Screening of Wb5 with individual samples.
Individual samples positive for W. bancrofti (Wb), L. loa (Ll), O. volvulus (Ov), S. stercoralis (Ss), and uninfected blood bank donors (Bb) were tested for anti-Wb5 IgG levels using a LIPS assay. W. bancrofti samples were from two locations: Cook Islands (red) and India (blue). The horizontal bar within each data set represents the geometric mean. W. bancrofti from Cook Islands (n = 24), W. bancrofti from India (n = 24), O. volvulus (n = 11), L. loa (n = 24), S. stercoralis (n = 12), uninfected controls (n = 12).
Fig 4.
The monomeric structure of Wb5 was predicted by AlphaFold2 (a) and the multimeric form by AlphaFold2-multimer (ipTM: 0.524) (b, c). The model coloring is based on the pLDDT confidence measure in the B-factor field of AlphaFold predictions.
Fig 5.
Screening of different recombinant Wb5 constructs.

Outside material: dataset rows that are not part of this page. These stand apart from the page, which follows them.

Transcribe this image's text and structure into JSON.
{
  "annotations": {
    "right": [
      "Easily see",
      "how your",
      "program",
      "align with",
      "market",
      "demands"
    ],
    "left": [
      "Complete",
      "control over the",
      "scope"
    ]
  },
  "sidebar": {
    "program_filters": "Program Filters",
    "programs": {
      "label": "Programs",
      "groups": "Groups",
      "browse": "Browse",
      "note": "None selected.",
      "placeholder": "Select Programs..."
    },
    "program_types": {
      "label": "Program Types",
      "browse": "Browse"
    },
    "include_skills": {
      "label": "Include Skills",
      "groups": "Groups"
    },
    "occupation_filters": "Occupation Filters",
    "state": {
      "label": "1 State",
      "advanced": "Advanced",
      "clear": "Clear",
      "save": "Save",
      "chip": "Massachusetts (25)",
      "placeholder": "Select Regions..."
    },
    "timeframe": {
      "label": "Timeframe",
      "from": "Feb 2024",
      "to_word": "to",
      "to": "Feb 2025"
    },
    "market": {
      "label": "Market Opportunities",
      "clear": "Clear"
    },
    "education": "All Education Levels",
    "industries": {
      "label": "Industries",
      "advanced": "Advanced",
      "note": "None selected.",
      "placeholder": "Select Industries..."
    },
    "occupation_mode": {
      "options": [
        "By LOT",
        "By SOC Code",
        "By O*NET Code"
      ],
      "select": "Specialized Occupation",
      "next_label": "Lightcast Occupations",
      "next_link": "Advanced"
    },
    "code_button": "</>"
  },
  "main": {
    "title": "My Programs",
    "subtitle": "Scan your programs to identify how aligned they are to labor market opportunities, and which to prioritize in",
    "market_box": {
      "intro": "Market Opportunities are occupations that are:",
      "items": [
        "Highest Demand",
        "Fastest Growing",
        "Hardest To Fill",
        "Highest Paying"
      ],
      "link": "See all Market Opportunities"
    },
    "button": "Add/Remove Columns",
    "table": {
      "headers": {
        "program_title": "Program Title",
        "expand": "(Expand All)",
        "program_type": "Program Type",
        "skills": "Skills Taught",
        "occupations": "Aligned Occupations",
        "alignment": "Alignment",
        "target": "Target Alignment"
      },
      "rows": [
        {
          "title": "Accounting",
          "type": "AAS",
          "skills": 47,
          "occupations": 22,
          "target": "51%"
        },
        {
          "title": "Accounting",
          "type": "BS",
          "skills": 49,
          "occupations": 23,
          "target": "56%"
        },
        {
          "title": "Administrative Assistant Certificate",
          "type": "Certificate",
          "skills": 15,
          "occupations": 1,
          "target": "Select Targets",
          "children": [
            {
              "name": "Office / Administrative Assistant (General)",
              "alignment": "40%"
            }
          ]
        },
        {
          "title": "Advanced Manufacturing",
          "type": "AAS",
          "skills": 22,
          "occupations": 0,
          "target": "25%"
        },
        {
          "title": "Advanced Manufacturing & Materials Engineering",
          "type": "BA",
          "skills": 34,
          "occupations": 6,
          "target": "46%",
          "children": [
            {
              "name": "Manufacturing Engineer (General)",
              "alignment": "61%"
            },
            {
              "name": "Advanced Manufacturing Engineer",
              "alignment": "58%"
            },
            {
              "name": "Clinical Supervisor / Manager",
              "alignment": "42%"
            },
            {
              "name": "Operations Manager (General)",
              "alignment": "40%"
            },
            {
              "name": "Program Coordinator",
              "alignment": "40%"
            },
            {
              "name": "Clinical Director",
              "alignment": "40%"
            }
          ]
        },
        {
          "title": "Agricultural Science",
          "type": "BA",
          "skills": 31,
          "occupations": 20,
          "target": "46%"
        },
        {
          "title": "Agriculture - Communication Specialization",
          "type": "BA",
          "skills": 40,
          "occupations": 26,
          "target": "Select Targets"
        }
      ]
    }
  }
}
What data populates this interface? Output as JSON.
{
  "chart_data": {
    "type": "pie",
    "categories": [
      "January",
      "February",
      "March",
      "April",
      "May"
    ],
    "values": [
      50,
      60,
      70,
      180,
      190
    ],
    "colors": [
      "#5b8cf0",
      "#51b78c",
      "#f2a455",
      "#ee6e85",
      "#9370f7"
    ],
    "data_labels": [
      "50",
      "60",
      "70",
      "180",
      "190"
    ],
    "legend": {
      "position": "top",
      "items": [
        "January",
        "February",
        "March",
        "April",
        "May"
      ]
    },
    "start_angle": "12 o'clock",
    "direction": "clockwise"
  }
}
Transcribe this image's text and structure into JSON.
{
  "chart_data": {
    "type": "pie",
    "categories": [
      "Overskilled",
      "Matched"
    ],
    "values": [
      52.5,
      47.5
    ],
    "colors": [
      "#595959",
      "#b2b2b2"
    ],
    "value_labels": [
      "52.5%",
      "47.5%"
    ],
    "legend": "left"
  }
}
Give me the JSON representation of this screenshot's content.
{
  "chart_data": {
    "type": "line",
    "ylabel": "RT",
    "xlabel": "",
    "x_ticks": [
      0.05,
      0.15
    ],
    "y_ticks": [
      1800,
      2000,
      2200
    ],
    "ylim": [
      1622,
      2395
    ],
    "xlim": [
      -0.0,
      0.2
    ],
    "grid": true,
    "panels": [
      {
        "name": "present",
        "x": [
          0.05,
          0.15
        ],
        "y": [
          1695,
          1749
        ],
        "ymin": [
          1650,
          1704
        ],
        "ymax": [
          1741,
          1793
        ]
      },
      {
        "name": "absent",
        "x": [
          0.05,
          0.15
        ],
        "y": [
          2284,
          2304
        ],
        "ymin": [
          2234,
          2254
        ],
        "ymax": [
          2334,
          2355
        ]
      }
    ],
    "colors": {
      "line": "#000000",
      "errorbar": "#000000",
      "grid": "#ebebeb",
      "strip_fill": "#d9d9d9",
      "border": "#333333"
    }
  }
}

The reactivity of Wb5 constructs made in different expression systems (E. coli, mammalian, baculoviral) and with different purification steps (Fc-tag and His-tag cleaved and uncleaved) was compared in ELISA using a pool of. W. bancrofti samples (Wb) and a pool of uninfected blood bank controls (Bb).
Fig 6.
ROC curves constructed for mWb5 and Wb123.
Individual samples infected with W. bancrofti (Wb) and O. volvulus, L. loa, S. stercoralis, M. perstans (Other Helminths) and filaria uninfected samples were used to compare the IgG4 reactivity of Wb5 (a) and Wb123 (b) in Luminex assays. W. bancrofti samples were characterized as either positive (red) or negative (blue) using the cut-offs established by the ROC curves for Wb5 and Wb123 (c). A subset of these samples (n = 12) was negative for anti-Wb123 IgG4 antibodies, but positive for anti-Wb5 IgG4 antibodies. W. bancrofti (n = 231), O. volvulus (n = 21), L. loa (n = 22), S. stercoralis (n = 22), M. perstans (n = 22), uninfected donors (n = 148).
Fig 7.
Longevity of anti-Wb5 and anti-Wb123 IgG4 antibodies following treatment.
A LIPS assay was used to see the trend in IgG4 reactivity of Wb5 and Wb123 to samples over time from a W. bancrofti positive individual following definitive treatment (a) and in separate samples (n = 10) prior to and six months following treatment (Wb5: p = 0.0039, b; Wb123: p = 0.0020, c).
Fig 8.
Detection of antibodies against Wb5 in patients with brugian filariasis.
A LIPS assay was used to screen the IgG reactivity of Wb5 with B. malayi (n = 18) and B. timori (n = 20) samples (a). The IgG4 reactivity of Wb5 was also screened using B. timori samples (n = 19) (b).